Já assistiu o reboot de DuckTales?

Televisão segunda-feira, 11 de janeiro de 2021

Láááá em 1987 a tia Disney lançou um de seus melhores desenhos: DuckTales: Os Caçadores de Aventuras. O treco durou quatro temporadas e teve um filme pra TV e era FODA. As histórias eram legais, sem aquele monte de baboseira que normalmente tem na Disney: Os personagens faziam coisas interessantes, exploravam locais novos, personagens pouco conhecidos eram utilizados… DuckTales era bom porque era divertido. E bem, lá em 2017 decidiram reviver a parada.

Eu duvido muito que tenha assistido todos os episódios da série original porque né, do jeito que a exibição era (E ainda é) no Brasil, metade da parada era transmitido em repetição eterna e o resto jamais chegava por aqui. Seja como for, o treco ficou na minha cabeça por esses anos todos, então foi com grata surpresa ver que a série iria ser trazida de volta… Surpresa e certo receio. Acabou que a nova série foi (E é) um reboot da original, mudando a história e os personagens em vários pontos, mas véi… Que bom que é assim.

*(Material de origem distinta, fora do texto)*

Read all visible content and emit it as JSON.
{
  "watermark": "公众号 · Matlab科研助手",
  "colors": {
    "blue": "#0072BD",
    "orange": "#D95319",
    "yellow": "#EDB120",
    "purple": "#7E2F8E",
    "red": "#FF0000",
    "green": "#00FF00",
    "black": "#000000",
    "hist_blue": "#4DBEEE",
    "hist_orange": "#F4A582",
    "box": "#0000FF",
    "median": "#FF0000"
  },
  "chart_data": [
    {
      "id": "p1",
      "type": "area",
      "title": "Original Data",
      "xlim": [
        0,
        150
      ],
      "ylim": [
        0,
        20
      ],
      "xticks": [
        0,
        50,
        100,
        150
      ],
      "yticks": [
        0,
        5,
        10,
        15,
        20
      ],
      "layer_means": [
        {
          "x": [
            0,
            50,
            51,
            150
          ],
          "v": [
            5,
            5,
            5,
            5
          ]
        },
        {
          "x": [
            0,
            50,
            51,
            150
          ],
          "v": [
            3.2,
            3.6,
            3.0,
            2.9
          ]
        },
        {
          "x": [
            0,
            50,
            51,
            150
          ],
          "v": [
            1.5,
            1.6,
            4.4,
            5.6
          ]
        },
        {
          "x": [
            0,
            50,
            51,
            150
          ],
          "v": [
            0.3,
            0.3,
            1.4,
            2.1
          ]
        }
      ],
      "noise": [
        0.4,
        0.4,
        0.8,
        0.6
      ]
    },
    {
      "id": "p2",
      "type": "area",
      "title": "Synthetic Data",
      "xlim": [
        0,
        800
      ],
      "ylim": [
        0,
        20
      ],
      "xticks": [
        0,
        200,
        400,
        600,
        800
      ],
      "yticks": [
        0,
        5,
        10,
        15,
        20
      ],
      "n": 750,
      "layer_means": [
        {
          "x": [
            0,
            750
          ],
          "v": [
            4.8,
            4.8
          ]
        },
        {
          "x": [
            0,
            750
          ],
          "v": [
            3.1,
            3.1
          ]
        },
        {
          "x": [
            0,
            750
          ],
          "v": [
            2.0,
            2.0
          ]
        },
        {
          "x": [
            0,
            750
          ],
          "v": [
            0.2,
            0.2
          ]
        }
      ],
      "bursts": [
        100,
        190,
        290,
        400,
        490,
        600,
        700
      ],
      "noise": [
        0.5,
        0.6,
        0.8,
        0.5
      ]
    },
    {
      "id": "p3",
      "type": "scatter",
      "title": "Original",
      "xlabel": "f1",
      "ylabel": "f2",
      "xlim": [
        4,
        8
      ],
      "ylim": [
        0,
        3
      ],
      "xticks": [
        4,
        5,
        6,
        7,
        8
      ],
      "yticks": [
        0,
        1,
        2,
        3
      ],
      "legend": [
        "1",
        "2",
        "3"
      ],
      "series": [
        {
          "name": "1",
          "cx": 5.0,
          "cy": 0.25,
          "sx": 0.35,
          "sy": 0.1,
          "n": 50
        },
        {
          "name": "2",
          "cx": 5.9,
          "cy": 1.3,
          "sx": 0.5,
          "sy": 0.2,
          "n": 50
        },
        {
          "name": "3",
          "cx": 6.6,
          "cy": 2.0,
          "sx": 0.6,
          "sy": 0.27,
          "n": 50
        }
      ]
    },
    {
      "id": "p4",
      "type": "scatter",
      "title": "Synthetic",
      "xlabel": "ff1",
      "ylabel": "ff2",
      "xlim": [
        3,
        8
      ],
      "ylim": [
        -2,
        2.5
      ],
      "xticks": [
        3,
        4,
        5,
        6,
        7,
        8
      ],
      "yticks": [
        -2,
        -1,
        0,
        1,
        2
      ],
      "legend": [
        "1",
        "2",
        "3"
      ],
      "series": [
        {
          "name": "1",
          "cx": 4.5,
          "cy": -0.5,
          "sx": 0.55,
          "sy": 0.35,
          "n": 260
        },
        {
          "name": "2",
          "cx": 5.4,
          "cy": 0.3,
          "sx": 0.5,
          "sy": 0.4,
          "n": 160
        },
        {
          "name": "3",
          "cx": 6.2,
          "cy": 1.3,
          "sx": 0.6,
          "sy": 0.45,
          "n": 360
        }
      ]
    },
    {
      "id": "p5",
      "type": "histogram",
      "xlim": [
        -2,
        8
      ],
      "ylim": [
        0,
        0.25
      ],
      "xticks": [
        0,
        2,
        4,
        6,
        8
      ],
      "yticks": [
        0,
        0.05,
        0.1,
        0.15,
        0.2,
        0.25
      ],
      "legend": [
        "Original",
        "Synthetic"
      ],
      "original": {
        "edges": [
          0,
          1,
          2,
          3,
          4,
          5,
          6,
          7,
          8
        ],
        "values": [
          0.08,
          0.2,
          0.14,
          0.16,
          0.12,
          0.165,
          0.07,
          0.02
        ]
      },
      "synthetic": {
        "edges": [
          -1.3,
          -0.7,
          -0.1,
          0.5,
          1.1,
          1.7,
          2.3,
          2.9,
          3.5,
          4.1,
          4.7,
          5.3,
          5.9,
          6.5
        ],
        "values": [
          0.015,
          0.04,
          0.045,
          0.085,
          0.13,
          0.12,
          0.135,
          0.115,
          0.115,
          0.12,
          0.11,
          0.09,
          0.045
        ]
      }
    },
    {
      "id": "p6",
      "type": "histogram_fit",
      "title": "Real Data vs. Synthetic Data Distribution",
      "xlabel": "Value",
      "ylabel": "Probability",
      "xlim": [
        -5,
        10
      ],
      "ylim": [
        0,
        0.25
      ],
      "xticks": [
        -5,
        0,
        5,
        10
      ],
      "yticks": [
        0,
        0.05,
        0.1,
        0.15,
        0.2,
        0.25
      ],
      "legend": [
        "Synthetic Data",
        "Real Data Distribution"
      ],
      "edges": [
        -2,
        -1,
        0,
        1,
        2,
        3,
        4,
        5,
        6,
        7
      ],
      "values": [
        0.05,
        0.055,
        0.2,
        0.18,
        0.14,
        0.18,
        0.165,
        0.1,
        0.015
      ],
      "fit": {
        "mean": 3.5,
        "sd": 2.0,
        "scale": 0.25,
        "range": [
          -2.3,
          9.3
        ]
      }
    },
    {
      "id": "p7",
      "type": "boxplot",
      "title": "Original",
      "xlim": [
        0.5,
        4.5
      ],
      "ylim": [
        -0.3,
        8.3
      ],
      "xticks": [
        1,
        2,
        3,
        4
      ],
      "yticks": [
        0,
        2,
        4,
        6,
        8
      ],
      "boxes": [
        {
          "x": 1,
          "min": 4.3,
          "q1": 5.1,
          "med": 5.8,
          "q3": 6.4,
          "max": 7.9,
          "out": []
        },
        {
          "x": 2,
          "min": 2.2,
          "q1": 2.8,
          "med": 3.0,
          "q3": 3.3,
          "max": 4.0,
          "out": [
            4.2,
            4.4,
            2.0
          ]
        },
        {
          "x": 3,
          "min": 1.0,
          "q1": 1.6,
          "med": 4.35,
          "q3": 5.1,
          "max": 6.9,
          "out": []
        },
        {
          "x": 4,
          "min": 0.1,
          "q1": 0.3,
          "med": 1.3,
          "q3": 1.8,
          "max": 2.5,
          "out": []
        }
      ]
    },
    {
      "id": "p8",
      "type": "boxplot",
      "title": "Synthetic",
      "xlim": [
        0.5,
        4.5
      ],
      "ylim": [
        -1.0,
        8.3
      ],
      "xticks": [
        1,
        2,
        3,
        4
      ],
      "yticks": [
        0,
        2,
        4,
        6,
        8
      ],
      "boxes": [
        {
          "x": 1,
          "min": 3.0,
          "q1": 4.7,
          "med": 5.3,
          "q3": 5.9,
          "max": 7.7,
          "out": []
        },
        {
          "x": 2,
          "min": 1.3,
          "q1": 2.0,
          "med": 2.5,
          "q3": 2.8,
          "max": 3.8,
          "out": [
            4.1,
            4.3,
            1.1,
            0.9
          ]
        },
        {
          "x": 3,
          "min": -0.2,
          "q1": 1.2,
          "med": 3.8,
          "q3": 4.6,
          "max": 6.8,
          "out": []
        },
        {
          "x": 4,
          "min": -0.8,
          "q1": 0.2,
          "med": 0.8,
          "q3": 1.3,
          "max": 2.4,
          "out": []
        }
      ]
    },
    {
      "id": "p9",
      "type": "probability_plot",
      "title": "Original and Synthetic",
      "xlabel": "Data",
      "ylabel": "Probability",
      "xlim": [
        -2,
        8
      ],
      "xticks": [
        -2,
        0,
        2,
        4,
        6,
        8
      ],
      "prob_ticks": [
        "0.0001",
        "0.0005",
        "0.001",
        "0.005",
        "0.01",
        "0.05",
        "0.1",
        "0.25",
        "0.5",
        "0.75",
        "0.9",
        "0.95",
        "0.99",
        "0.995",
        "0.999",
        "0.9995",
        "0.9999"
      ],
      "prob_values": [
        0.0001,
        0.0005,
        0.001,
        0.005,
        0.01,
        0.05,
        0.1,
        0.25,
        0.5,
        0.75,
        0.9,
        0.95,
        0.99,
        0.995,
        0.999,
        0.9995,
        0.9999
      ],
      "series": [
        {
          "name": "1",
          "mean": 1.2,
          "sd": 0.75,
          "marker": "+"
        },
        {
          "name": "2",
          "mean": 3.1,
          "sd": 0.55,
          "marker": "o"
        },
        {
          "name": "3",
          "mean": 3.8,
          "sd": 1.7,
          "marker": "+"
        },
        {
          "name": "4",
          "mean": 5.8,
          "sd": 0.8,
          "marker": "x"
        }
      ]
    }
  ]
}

Apesar de tudo que a série original faz bem, ainda eram os anos 80 com uma limitação de recursos pra fazer a parada… O DuckTales original não é nem tão original assim em suas ideias e nem tão bom na execução delas. Muito pelo contrário, é repetitivo, clichê, óbvio e, tantas e tantas vezes, até meio estúpido do jeito que só os desenhos dos anos 80 conseguem ser. A série de 2017 vai por um caminho bem diferente.

Sim, é tia Ivete.

Primeiro que a série tem um valor de produção BEM melhor, tanto pelo investimento quanto pelo próprio avanço tecnológico, e segundo, e muito mais importante, que desta vez há atenção aos personagens e às suas histórias, e isso faz toda diferença. O treco está atualmente em sua terceira e última temporada e deve encerrar esse ano, mas além dela própria já tem curtas, gibis, livros e, claro, um monte de merchandise, porque a Disney ainda é a Disney. Ainda assim, enquanto série original é sobre aventuras, o reboot é sobre os personagens. Não só Huguinho, Zezinho e Luisinho têm personalidades únicas ao invés de ser o mesmo personagem colorido diferente (Lição aprendida lá com o Quack Pack, que era maneiro também), como a série explora cada personagem e as relações entre eles: A primeira trata da relação do Pato Donald com o Tio Patinhas, a segunda trata da Dumbela Pato, a irmã do Pato Donald e a terceira finalmente reúne a família tal qual esta seria antes dos eventos da série.

Aliás, taí a parada: A série é ótima em fazer o revival de um monte de personagem que tava largado e nunca foi realmente aprofundado antes, de forma semelhante ao qual a série original já fazia, só que melhor. A quantidade de crossovers (Com o Darkwing Duck, com o Zé Carioca, com o Tico e Teco, o próprio Pateta) é ridícula, pra não falar nos easter eggs… Mas eles ocorrem de forma natural, de modo a criar uma narrativa coesa, dando vida ao universo… Cara, a série começa com o Pato Donald conhecendo e encontrando a Margarida! O troço se dá ao trabalho de fazer jus aos últimos 30 anos de histórias que a Disney criou e, numa forma geral, largou de lado. E mais que isso, apesar de ser uma série infantil ela não se furta a oportunidade de tocar em temas complicados só por isso.

Pra variar a exibição no Brasil tá meio bagunçada, e mesmo lá fora ela teve suas reviravoltas, e eu não sou grande fã da dublagem por aqui, mas numa forma geral tá bem mais tranquilo acompanhar a coisa atualmente que lá em 87. É muito legal ver tanto os personagens originais pra série de 87 retornando quanto ver velhos conhecidos da Disney finalmente sendo utilizados de forma interessante, mas a grande graça da série é realmente a núcleo principal… É uma série pra quem conhece Disney, e feliz ou infelizmente eu tô nessa desgraça de categoria. Ainda assim, se não é a tua praia, DuckTales continua sendo uma série de aventura, sem frescuras de princesas e finais felizes, com personagens legais e, mais importante que isso, que não trata o público feito idiota. Por mais divertido que seja caçar referências, a série se sustenta perfeitamente por si mesma, tanto sem precisar da original (Ou o resto do universo Disney) quanto sem te forçar a acompanhar os outros trecos derivados dela: Tá tudo bem assistir o DuckTales de 2017 e desligar a TV logo em seguida… Mas cê provavelmente vai querer maratonar a parada mesmo assim.